TUD Logo

TUD Home » ... » Teaching » Topics for theses » Detailed topics

Operating Systems

Detailed description of the topics

Please, contact the supervisors for further details.

Miscellaneous

Analysis of Performance Variation on Modern Microprocessors (x86_64, ARM64)

With the Haswell-EP microprocessor Intel moved from constant-performance CPU designs to constant TDP with variable performance [0]. Hardware performance variation can only be measured on Light-weight kernel (LWK) or microkernels, to avoid software-induced performance variation, also known as “OS noise”. The goal of this thesis is to port and run the benchmark suite hwvar [1] to L4Re or L4Linux and to compare the measured variation with results obtained under the LWK IHK/McKernel.
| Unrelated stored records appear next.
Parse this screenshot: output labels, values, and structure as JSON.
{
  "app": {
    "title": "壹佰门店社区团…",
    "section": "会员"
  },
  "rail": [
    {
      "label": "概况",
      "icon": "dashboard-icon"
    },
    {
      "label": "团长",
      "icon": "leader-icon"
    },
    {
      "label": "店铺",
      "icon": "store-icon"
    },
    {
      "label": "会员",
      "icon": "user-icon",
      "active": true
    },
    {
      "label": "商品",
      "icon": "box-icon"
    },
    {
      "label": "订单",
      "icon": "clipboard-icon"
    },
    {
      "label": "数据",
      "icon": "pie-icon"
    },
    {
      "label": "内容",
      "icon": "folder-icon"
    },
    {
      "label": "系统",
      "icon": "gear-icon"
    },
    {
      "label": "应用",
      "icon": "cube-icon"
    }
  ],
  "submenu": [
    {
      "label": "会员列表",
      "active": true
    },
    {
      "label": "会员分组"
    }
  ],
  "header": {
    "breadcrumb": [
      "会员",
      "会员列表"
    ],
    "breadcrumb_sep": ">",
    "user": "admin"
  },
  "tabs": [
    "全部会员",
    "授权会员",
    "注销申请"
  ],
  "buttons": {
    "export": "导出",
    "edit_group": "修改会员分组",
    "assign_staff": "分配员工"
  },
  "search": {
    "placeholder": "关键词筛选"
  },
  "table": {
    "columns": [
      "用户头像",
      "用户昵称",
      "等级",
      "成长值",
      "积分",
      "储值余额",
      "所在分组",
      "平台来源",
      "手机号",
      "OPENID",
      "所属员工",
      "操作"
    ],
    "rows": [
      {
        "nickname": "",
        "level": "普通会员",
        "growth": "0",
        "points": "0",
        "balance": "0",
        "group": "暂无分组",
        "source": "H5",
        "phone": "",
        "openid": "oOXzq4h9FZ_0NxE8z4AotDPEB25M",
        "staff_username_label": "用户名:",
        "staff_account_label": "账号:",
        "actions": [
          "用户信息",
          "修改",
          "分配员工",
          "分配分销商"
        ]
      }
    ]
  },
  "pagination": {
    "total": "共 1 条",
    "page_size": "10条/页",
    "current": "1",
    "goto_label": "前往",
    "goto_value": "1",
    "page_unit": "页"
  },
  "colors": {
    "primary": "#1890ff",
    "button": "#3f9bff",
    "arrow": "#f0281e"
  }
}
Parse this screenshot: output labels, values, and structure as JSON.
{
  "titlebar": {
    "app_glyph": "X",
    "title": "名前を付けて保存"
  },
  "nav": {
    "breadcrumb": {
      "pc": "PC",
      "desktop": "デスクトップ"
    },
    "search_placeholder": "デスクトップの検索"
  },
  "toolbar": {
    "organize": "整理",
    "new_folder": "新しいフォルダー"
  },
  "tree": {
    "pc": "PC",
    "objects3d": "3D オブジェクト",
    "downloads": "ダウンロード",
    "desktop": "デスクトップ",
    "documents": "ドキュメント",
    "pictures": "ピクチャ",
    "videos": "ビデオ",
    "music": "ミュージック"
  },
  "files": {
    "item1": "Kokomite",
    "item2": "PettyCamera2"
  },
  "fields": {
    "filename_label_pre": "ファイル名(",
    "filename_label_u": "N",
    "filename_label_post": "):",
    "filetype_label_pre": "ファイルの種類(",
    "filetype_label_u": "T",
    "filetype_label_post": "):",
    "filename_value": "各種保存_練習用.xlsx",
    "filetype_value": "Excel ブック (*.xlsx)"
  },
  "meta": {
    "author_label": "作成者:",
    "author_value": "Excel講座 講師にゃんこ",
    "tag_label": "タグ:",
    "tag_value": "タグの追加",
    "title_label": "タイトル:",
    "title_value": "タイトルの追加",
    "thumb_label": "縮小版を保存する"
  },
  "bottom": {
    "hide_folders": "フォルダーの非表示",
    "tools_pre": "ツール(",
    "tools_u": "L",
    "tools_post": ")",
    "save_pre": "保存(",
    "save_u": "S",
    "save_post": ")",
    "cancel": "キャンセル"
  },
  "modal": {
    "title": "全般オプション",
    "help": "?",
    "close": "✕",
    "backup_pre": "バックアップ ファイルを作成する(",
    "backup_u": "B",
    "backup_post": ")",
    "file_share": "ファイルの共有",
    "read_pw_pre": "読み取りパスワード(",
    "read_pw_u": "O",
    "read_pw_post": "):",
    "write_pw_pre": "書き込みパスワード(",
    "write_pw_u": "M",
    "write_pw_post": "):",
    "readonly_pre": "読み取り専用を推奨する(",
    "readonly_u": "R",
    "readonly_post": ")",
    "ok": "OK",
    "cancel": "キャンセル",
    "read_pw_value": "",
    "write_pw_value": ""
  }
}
Depending on the thesis (Bachelor or Master), optional components include:

  • attribute measured variation to functional units in the CPU (for example using Performance counters)
  • design new benchmarks and add them to hwvar
  • dig deep into “weird” results to explain them
  • could be done on x86_64 (Intel and/or AMD) and/or ARM

[0] Joseph Schuchart, et. al.: The Shift from Processor Power Consumption to Performance Variations: Fundamental Implications at Scale. Computer Science - Research and Development, November 2016, https://wwwpub.zih.tu-dresden.de/~jschuch/publications/enahpc16_hsw_performance_cameraready.pdf

[1] https://github.com/hannesweisbach/hwvar

Supervisor: Hannes Weisbach

Vampir for Fiasco.OC

Vampir is a tool to analyse large trace files graphically. The assignment is to develop a tool that converts the tracebuffer data generated by Fiasco.OC to a Vampir-compatible format, such as OTF2, so that scheduling and communication can be visualized by Vampir (or a similar tool). Follow-up work includes performance analysis of HPC applications.

Supervisor: Adam Lackorzynski

Reproducing Measurements

An important principle of scientific work is to check results by reproducing experiments. A publication should contain all information that is needed to achieve that. While common in other scientific disciplines, experiment reproduction is done rarely in computer science and especially in "systems". In this work, an attempt will be made to

- check assumptions commonly made in published results

- reproduce measurements.

Together with the student, we will select some prominent examples for reproduction. We suggest to start with measurements of the cost of preemption and migration in modern computer architectures with large caches and deep cache hierarchies and of interrupt latencies. And interesting side result of that work will (hopefully) be an understanding of the impact of architectural changes on systems.

Supervisor: Prof. Hermann Härtig

Scheduling

Using ATLAS to Predict Measures Other Than Execution Time

The ATLAS [1] scheduler uses metrics to predict task execution time. However, it is conceivable to use the same or a similar predictor to derive other application- and workload-related measures such as cache behavior, memory accesses, or energy consumption.

The thesis should experiment with the ATLAS predictor to analyse its ability and accuracy in predicting these other measures.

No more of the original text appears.